30 октября. В нашем доме снова радость: приехала моя крестная. Похудела она, морщинки побежали по лбу и под глазами. Ну что там на карточки дают, далеко не разъедешься. А работает она на торфе — не то что раньше, в книжном магазине. Торфом ГРЭС снабжает.

Привезла кое-что: ситчика на платье матери и Шурке, немного из старой одежки, а мне на брюки. Гостинцев, конечно, не спрашивай — сама недоедает. В честь ее приезда мы зарезали своего поросенка, пуда на четыре потянул. Дали ей с полпуда мяса, хоть и не брала она столько, — сами, мол, ешьте да мать поправляйте, а то совсем захирела.

Сегодня я отвез крестную на станцию. Сейчас война — не до гулянья, не до отдыха.
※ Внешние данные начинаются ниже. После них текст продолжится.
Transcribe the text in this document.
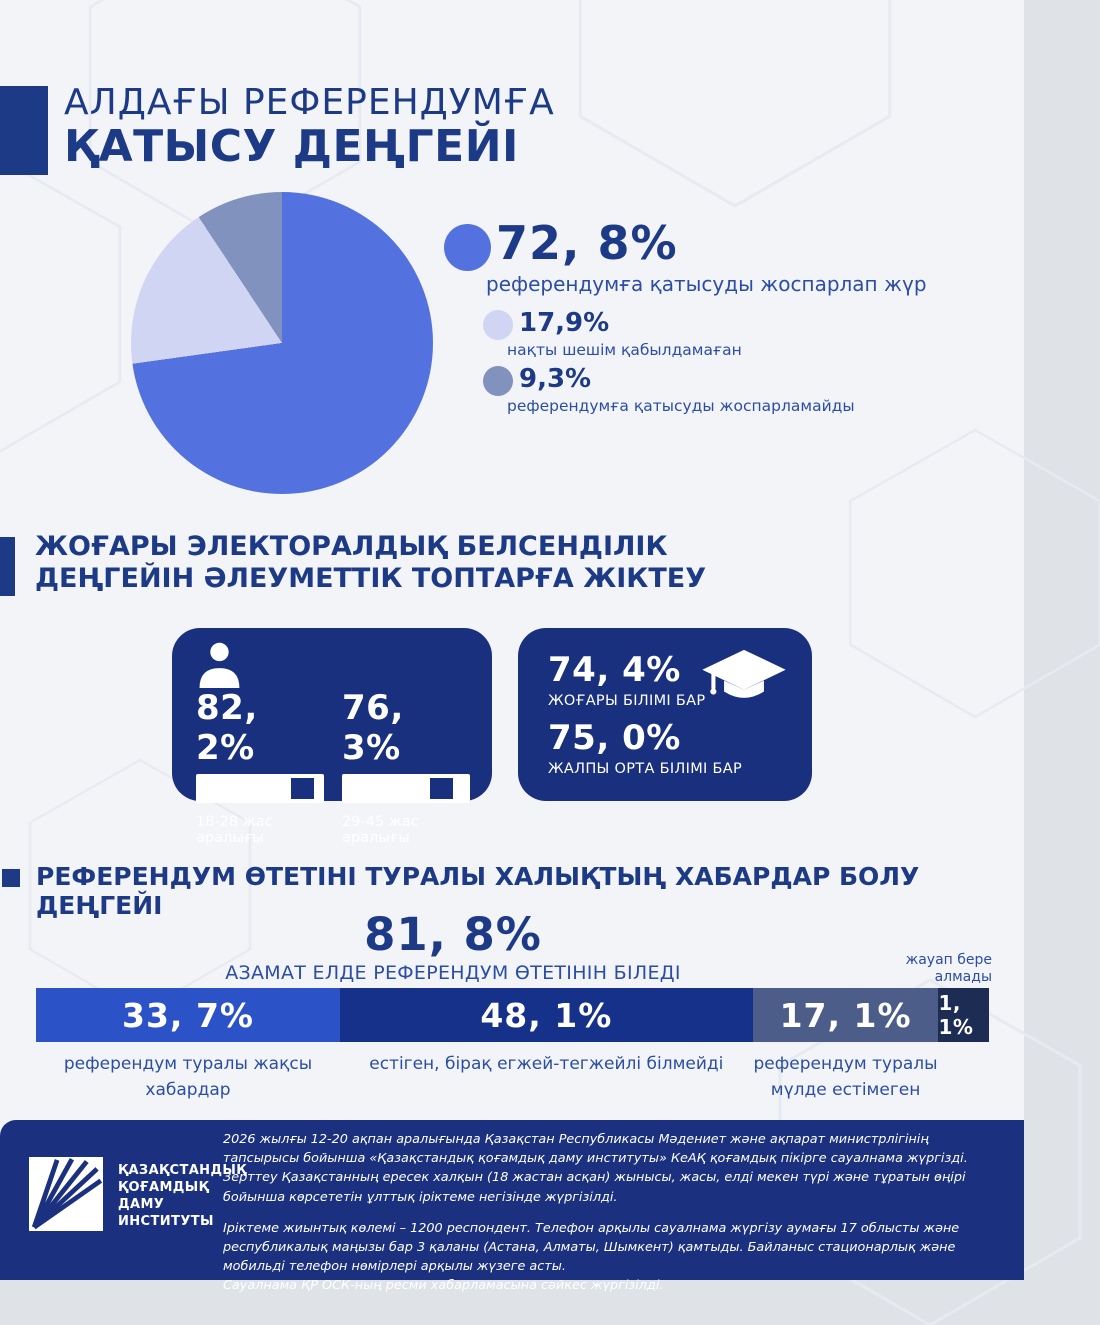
АЛДАҒЫ РЕФЕРЕНДУМҒА
ҚАТЫСУ ДЕҢГЕЙІ
72, 8%
референдумға қатысуды жоспарлап жүр
17,9%
нақты шешім қабылдамаған
9,3%
референдумға қатысуды жоспарламайды
ЖОҒАРЫ ЭЛЕКТОРАЛДЫҚ БЕЛСЕНДІЛІК
ДЕҢГЕЙІН ӘЛЕУМЕТТІК ТОПТАРҒА ЖІКТЕУ
82, 2%
18-28 жас аралығы
76, 3%
29-45 жас аралығы
74, 4%
ЖОҒАРЫ БІЛІМІ БАР
75, 0%
ЖАЛПЫ ОРТА БІЛІМІ БАР
РЕФЕРЕНДУМ ӨТЕТІНІ ТУРАЛЫ ХАЛЫҚТЫҢ ХАБАРДАР БОЛУ ДЕҢГЕЙІ
81, 8%
АЗАМАТ ЕЛДЕ РЕФЕРЕНДУМ ӨТЕТІНІН БІЛЕДІ
жауап бере алмады
33, 7%	48, 1%	17, 1% 1, 1%
референдум туралы жақсы хабардар
естіген, бірақ егжей-тегжейлі білмейді	референдум туралы мүлде естімеген
ҚАЗАҚСТАНДЫҚ
ҚОҒАМДЫҚ
ДАМУ
ИНСТИТУТЫ

2026 жылғы 12-20 ақпан аралығында Қазақстан Республикасы Мәдениет және ақпарат министрлігінің тапсырысы бойынша «Қазақстандық қоғамдық даму институты» КеАҚ қоғамдық пікірге сауалнама жүргізді. Зерттеу Қазақстанның ересек халқын (18 жастан асқан) жынысы, жасы, елді мекен түрі және тұратын өңірі бойынша көрсететін ұлттық іріктеме негізінде жүргізілді.

Іріктеме жиынтық көлемі – 1200 респондент. Телефон арқылы сауалнама жүргізу аумағы 17 облысты және республикалық маңызы бар 3 қаланы (Астана, Алматы, Шымкент) қамтыды. Байланыс стационарлық және мобильді телефон нөмірлері арқылы жүзеге асты.
Сауалнама ҚР ОСК-ның ресми хабарламасына сәйкес жүргізілді.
13 ноября. Поели мы свежинки-свининки — как на празднике побыли, на довоенном.

— А теперь животы подвязывайте да зубы на полку, — сказал нам дедушка.

Половину мяса решили продать на всякие расходы, остальное засолить и растягивать на целый год — до будущего поросенка, если купим да вырастим такого же. Повезли сначала в Плавск, да не продали: мяса там на базаре много, а покупателей — одни спекулянты. Тут подсказали нам, что выгодней всего в Москву съездить: там, говорят, и стать не дают за прилавок — с ходу можно распродать. Дело было как раз под Октябрьскую, и мы подумали, что и правда надо съездить в Москву. Вместе с нами собралась тетя Дуся Глухова — Политиха, как звали ее на деревне. У нее в Москве как раз мать живет, будет где заночевать.

Вечерним поездом четвертого ноября приехали в Тулу, провели ночь на вокзале, сидя на полу в уголке. Много было народу на вокзале, куда только едут. Разные на вокзале люди, и нехороших мы замечали: заснешь, зазеваешься — так и останешься с пустыми руками.

На другой день чем свет подъехал к вокзалу какой-то мужик на телеге, спросил, не требуется ли кому подвода. На поезд из Тулы до Москвы билетов не достать, и мы обрадовались, попросили мужика подвезти нас до шоссе, откуда можно попутной машиной доехать. Провез нас недалеко, за мост, и там мы стали «голосовать». Сели на попутную машину уже перед обедом, а в пять часов вечера были в Серпухове. От Серпухова легче оказалось с билетами, сели на поезд и в двенадцать ночи благополучно доехали до Москвы. А там от Курского вокзала автобусом до Даниловского вала, ночевали у тети Дусиной матери.

Рано утром стали в очередь, чтобы заклеймить мясо. А нам отказали — не было справки от ветврача. Ну что тут делать, хоть домой поворачивать.

— Молчите, что-нибудь придумаем, — шепнула нам тетя Дуся.

Она посмотрела туда-сюда, забежала в дом, где проверяли на качество мясо и разные продукты, вышла оттуда через некоторое время и говорит:

— Сейчас я пойду клеймить, а потом уж и вы немного погодя. Килограмм отрежете, только и всего.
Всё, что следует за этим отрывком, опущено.